Thank you to Walter Giersbach for sharing this review with me! You can also find it on Goodreads.
Take This Writer Very Seriously
It’s presumptuous to think my review of “Since We Fell” will add anything to Mr. Lehane’s stature. But I’m compelled to say that the first two-thirds of the novel gave me insights into agoraphobia, acute anxiety and fear of the world around us. I could say, “Yes, I know what your character feels because I’ve been there,” and isn’t that why writers write? To communicate as well as entertain.
It doesn’t help that our current times add to everyone’s dis-ease and anxiety. I come by my neuroses (not yet debilitating like Lehane’s chief character, Rachel) with valid credentials: Recognition of my mortality at age 77 and grief over losing a wife of 46 years. This story delves deeply into character that seems very familiar.
Writers of crime fiction often aspire to be taken seriously. Chandler felt this. Philip Dick wanted to be taken “seriously.” I believe Lehane now can legitimately join the ranks of major authors interpreting our trying times. Not the crimes, but just the difficulties of coping with one day after another and fear that the wolf is overtaking you.
Take this passage as Brian’s partner Caleb says, “When we were young, at a crucial time in the development of our selves, Brian and I were great friends. Now he’s where he is and I’m where I am…and I’m not sure who we are anymore. When you spend so much time in the skins of others that you don’t recognize the smell of your own anymore, maybe the only allegiance you owe is to the people who remembered you before the makeup and the stagecraft took over.”

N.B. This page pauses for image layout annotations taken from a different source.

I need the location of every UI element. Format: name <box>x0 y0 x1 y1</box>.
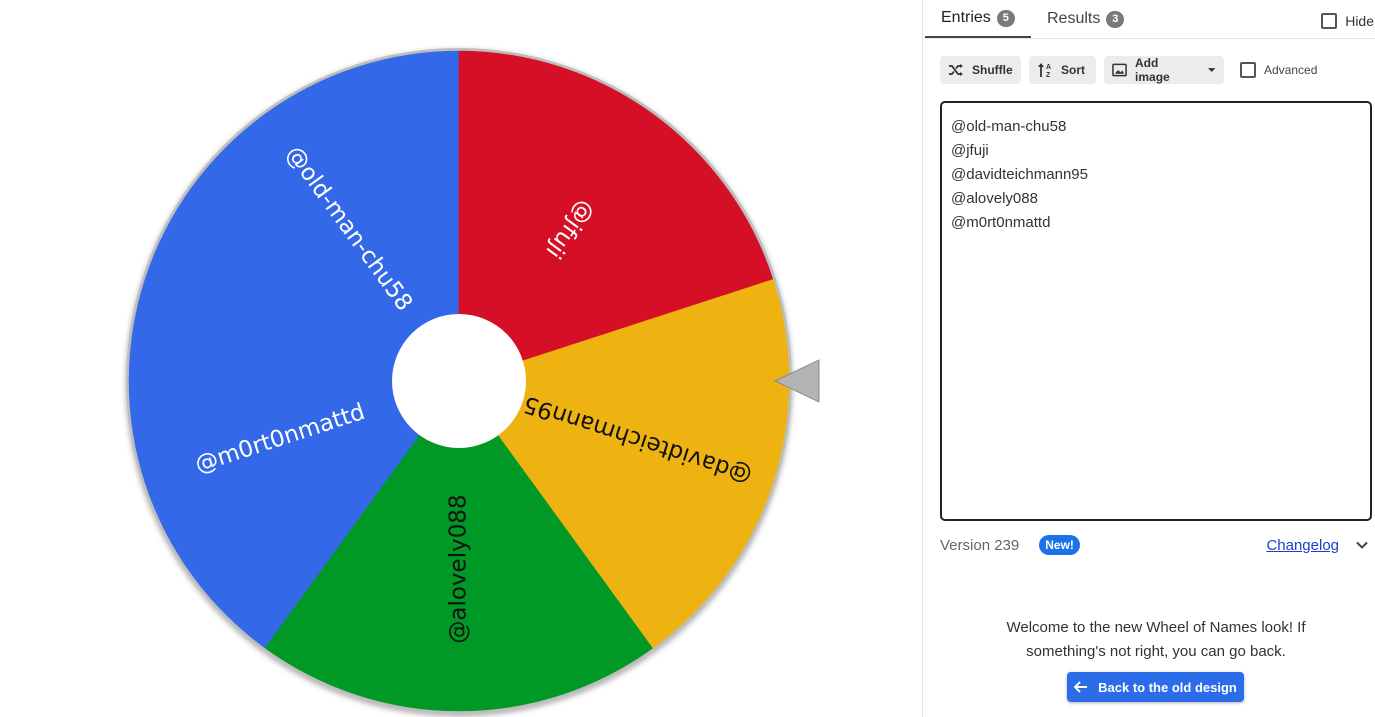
entries-toolbar: Shuffle A Z Sort Add image Advanced <box>940 56 1317 84</box>
tab-entries[interactable]: Entries 5 <box>925 0 1031 38</box>
shuffle-icon <box>949 64 963 76</box>
sort-label: Sort <box>1061 63 1085 77</box>
tab-results-count: 3 <box>1106 10 1125 28</box>
svg-text:A: A <box>1046 64 1051 71</box>
svg-text:Z: Z <box>1046 72 1051 78</box>
add-image-label: Add image <box>1135 56 1170 84</box>
sort-icon: A Z <box>1038 63 1051 78</box>
wheel-area: @old-man-chu58 @m0rt0nmattd @alovely088 @da… <box>0 0 922 717</box>
add-image-button[interactable]: Add image <box>1104 56 1224 84</box>
arrow-left-icon <box>1074 681 1088 693</box>
advanced-label: Advanced <box>1264 63 1318 77</box>
entry-line: @jfuji <box>951 142 989 159</box>
tab-results[interactable]: Results 3 <box>1047 0 1125 38</box>
entry-line: @davidteichmann95 <box>951 166 1088 183</box>
back-to-old-design-button[interactable]: Back to the old design <box>1067 672 1244 702</box>
sort-button[interactable]: A Z Sort <box>1029 56 1096 84</box>
welcome-message: Welcome to the new Wheel of Names look! … <box>923 616 1375 664</box>
welcome-line-1: Welcome to the new Wheel of Names look! … <box>1006 619 1306 636</box>
hide-label: Hide <box>1345 13 1374 29</box>
back-button-label: Back to the old design <box>1098 679 1237 695</box>
entries-textarea[interactable]: @old-man-chu58 @jfuji @davidteichmann95 … <box>940 101 1372 521</box>
welcome-line-2: something's not right, you can go back. <box>1026 643 1286 660</box>
hide-checkbox[interactable] <box>1321 13 1338 29</box>
caret-down-icon <box>1207 68 1216 72</box>
entry-line: @old-man-chu58 <box>951 118 1067 135</box>
tab-entries-count: 5 <box>996 9 1015 27</box>
tab-entries-label: Entries <box>941 9 991 26</box>
shuffle-label: Shuffle <box>972 63 1013 77</box>
wheel-center-hub[interactable] <box>392 314 526 448</box>
chevron-down-icon[interactable] <box>1354 537 1370 553</box>
image-icon <box>1112 63 1127 77</box>
shuffle-button[interactable]: Shuffle <box>940 56 1021 84</box>
changelog-link[interactable]: Changelog <box>1266 537 1339 554</box>
entry-line: @m0rt0nmattd <box>951 214 1051 231</box>
version-row: Version 239 New! Changelog <box>940 532 1372 558</box>
tab-results-label: Results <box>1047 10 1101 27</box>
tab-bar: Entries 5 Results 3 Hide <box>923 0 1375 39</box>
advanced-toggle[interactable]: Advanced <box>1240 62 1317 78</box>
hide-toggle[interactable]: Hide <box>1321 13 1374 29</box>
advanced-checkbox[interactable] <box>1240 62 1256 78</box>
entry-line: @alovely088 <box>951 190 1038 207</box>
pointer-arrow-icon <box>773 359 820 403</box>
side-panel: Entries 5 Results 3 Hide Shuffle A Z Sor… <box>922 0 1375 717</box>
wheel-slice-label: @alovely088 <box>446 494 472 643</box>
version-label: Version 239 <box>940 536 1020 554</box>
new-badge: New! <box>1039 535 1080 555</box>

Then — surprise! — the last third of “Since We Fell” races ahead with “reveals” that Rachel was not irrational in suspecting her husband of lying and infidelity. There’s a magnificent $75 million scam taking place under her nose. People die violently. Rachel and her husband are on the run as the very bad guys close in.
This is also an urban-centric novel. Many of Lehane’s novels center on the Boston area. He’s a Boston boy the way Raymond Chandler was a Californian, Faulkner a Mississippian. I feel a kindred spirit for Boston because of that year I lived in Cambridge. Boston is, like New York and a few other cities, a personality in its own right. Robert S. Parker knew that when his heir apparent Ace Atkins set Lullaby in that city and included a street map in the frontispiece.
This is the 10th Dennis Lehane novel I’ve read and it’s by far the best of the best.
posted to Goodreads 6/30/17
Thank you Walter! I have some catching up to do!